Generalnie jednak Agnieszka Pyzik zauważa, że odkąd porusza się na wózku (czyli od 2007 roku), coraz więcej osób z dysfunkcją ruchu spotyka w przestrzeni miejskiej (i wiejskiej), coraz częściej też idzie się dogadać, na przykład w urzędach, które nawet jeśli nie są dostosowane architektonicznie, to są dostosowane tak po ludzku, dzięki czemu nie trzeba ryzykować karkołomnym (dosłownie) dostawaniem się po schodach do budynku.
- Tam, gdzie nie mogę wejść, mogę załatwić sprawę przez telefon albo podjechać i zawsze ktoś do mnie do samochodu zejdzie, zniesie dokumenty, podpisze – zaznacza.
Komunikacja w komunikacji
W komunikacji miejskiej oraz – ogółem – transporcie publicznym, podobnie jak w przypadku budynków mieszkalnych i użyteczności publicznej obowiązują przepisy, które generują określone standardy – w zgodzie z naczelną triadą wózkowiczów: dostępność, komfort, bezpieczeństwo.

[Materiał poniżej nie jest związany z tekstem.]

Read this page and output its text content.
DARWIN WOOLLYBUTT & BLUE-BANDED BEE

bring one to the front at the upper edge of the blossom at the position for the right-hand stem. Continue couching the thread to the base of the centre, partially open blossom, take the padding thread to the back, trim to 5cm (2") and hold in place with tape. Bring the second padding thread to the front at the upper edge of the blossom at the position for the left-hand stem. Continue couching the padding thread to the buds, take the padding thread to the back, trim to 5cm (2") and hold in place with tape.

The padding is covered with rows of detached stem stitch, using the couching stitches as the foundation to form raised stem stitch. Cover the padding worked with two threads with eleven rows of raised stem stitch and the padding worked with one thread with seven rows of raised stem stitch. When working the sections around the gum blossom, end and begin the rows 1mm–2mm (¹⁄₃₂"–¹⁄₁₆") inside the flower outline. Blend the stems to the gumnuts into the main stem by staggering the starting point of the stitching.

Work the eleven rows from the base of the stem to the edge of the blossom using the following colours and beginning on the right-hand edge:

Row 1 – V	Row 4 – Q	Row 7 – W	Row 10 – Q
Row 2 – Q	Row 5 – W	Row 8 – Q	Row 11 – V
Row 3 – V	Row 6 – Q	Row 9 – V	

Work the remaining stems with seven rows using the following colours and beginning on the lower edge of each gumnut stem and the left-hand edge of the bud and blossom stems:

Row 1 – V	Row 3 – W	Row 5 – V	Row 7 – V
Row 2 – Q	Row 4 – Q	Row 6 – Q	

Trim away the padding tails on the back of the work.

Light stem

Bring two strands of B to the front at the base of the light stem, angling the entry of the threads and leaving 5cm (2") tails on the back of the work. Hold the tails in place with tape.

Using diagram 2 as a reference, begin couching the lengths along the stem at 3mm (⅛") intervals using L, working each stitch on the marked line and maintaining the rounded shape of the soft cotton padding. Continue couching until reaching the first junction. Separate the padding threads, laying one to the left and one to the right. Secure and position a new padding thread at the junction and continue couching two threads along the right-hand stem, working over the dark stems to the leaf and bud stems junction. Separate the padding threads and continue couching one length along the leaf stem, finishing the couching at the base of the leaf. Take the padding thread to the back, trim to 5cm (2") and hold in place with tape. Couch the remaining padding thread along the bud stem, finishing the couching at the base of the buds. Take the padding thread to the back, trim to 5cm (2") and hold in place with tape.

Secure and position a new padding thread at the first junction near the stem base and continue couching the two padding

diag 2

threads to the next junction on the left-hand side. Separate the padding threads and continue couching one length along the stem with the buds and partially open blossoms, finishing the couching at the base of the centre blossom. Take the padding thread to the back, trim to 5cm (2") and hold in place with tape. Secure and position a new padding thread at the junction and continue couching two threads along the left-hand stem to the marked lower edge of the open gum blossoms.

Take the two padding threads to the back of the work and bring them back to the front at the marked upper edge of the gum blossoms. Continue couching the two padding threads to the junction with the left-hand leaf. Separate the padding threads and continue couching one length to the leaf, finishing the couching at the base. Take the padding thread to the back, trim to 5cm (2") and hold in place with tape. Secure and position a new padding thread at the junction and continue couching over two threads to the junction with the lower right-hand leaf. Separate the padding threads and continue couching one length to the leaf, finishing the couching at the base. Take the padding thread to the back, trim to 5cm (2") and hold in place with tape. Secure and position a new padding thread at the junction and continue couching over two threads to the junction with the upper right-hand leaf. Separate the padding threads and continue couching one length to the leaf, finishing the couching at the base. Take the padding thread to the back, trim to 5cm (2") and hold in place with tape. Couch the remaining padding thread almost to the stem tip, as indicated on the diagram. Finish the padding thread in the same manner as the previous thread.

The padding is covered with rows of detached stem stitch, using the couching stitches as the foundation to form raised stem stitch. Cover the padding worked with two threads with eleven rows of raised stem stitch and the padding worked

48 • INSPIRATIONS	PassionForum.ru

Standardem powinny więc być m.in. wyznaczone miejsca w pojazdach komunikacji miejskiej, umożliwiające bezpieczne ustawienie wózka, pasy bezpieczeństwa, przyciski do komunikowania kierowcy konieczności skorzystania z platformy ułatwiającej wjazd do pojazdu i wyjazd z niego – i oczywiście same platformy. W praktyce bywa różnie.
Zdarzają się więc sytuacje absurdalne, żywcem wyjęte z kultowego „Misia” Stanisława Barei. O jednej z nich słyszę w siedzibie warszawskiego oddziału FAR.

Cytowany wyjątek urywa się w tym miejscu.